No exemplo dado a Administração sempre
apontou a ilegalidade no ato de lotação do servidor. Logo, o caso enquadra-se
na segunda situação. Assim, nunca houve em relação à remoção do servidora
concordância da Administração Pública, que se manteve em permanente resistência
no plano processual. Tampouco houve consolidação de situação fática irreversível.
Por outro lado, a remoção de servidor
fora das hipóteses legais termina por desbalancear o quadro de lotação dos
órgãos públicos, retirando da Administração a discricionariedade que a lei lhe
outorgou na distribuição de sua força de trabalho, segundo as reais
necessidades do serviço público.
Em casos análogos, o STF tem rejeitado
a aplicação da teoria do fato consumado:
(...) 1. Lotação inicial em desacordo
com as regras do edital. Inexistência de contrariedade ao art. 226 da
Constituição da República. Precedentes. 2. Inaplicabilidade da teoria do fato
consumado. (...)
STF. 2ª Turma. RE 587934 AgR, Rel. Min.
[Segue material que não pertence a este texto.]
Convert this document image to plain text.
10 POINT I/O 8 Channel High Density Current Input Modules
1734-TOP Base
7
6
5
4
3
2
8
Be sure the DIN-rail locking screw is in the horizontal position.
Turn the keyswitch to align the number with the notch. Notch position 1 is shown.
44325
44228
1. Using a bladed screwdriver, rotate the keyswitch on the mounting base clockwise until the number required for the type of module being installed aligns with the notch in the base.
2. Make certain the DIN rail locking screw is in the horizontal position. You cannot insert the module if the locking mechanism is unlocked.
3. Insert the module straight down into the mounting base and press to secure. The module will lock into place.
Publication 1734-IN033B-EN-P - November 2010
Cármen Lúcia, julgado em 12/03/2013.
A teoria do fato consumado não se
presta, assim, para mitigar a interpretação do art. 36, III, "a", da
Lei 8.112/90, assegurando ao servidor lotação para acompanhamento de cônjuge
fora da estrita moldura normativa.
Não se deve perder de vista que a
teoria do fato consumado é de aplicação excepcional, e deve ser adotada com
cuidado e moderação, para que não sirva de mecanismo para premiar quem não tem
direito, pelo só fato da demora no julgamento definitivo da causa em que fora
deferida uma decisão liminar, cuja duração deve ser provisória por natureza.